Fresh bribery claims in Swedish jet scandal

Swedish defence firm Saab paid around a billion kronor to shady middlemen as part of a controversial deal to sell fighter jets to South Africa, according to documents obtained by a Swedish tabloid.

Fresh bribery claims in Swedish jet scandal
A Jas 39 Gripen jet flies above Cape Town in South Africa. Photo: AP Photo/mbr/The Star

Saab's sale of 28 Jas 39 Gripen aircraft – later reduced to 26 – to South Africa has been tainted by scandal and corruption allegations ever since it took place back in 1999.

The Swedish defence giant has always denied any wrongdoing in the deal which was mainly carried out by a subsidiary owned by Saab and British BAE and has said that no evidence of any suspect deals has turned up in its internal investigations.

But according to Sweden's Expressen newspaper, internal BAE documents handed to the Serious Fraud Office (SFO), a UK-based government authority that investigates fraud and corruption, show that money was paid out to shady agents suspected of being involved in bribery.

According to the paperwork, 7.25 percent (or 13 billion kronor – $1.58 billion) of the total sales of the Gripen planes and the British Hawk aircraft was potentially handed over to secret agents. According to Expressen, the claims formed part of a UK investigation into bribery allegations linked to this cash.

Other classified documents published by the newspaper on Thursday suggest that BAE's former head of marketing for South Africa and Asia, Allan MacDonald, told SFO officers several years ago that Saab had been kept informed of all costs and the agents involved.
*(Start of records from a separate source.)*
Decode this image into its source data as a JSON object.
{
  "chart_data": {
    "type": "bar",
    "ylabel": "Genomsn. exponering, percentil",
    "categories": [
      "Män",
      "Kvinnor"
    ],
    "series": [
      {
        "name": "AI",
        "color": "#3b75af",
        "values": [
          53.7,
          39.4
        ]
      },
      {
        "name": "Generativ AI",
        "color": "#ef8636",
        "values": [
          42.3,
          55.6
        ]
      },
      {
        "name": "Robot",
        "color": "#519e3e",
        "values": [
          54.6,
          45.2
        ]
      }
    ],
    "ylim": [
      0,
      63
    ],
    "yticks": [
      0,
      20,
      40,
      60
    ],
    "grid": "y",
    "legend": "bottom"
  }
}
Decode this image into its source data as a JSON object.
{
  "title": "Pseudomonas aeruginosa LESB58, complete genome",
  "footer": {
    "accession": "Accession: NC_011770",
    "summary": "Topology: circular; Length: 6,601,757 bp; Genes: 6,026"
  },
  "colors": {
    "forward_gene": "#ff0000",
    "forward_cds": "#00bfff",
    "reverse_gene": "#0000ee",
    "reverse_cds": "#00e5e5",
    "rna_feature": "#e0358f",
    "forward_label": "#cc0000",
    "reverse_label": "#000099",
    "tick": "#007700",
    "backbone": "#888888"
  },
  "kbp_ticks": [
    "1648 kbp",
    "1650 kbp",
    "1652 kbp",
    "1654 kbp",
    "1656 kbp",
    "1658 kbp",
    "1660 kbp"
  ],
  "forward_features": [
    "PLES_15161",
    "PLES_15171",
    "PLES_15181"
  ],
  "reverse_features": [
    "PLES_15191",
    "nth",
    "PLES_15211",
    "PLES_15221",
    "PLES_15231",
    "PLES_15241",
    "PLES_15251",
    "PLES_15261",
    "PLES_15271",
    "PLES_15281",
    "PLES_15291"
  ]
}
“I gave them more information than they had ever got before and they were informed about the arrangements with the agents on chief executive level. They knew,” the documents suggest he said.

In a statement to Expressen published on Thursday, Saab's press spokesman Sebastian Carlsson dismissed the claims that almost a billion kronor was handed to agents, but did not deny that large payouts were made.

“There's nothing strange about a person receiving compensation for the work they do. So I mean, that's not the problem, if there is a problem. The problem would in that case be what a person does,” he told the newspaper.

“If it was 7.5 or 6.5 or 4.5 or 10.5 percent [is irrelevant]. That's nothing, that's what it was like 'in the good old days'. But I can tell you that if back then you had these kinds of commission-based contracts in the export industry, the sums could sometimes be high,” he added.

Saab is one of the world's leading defence and security companies and has around 14,700 staff around the world. It is not connected to Saab Automobile.

Earlier this year it was ranked as one of the European arms companies best at tackling corruption by the Transparency International thinktank.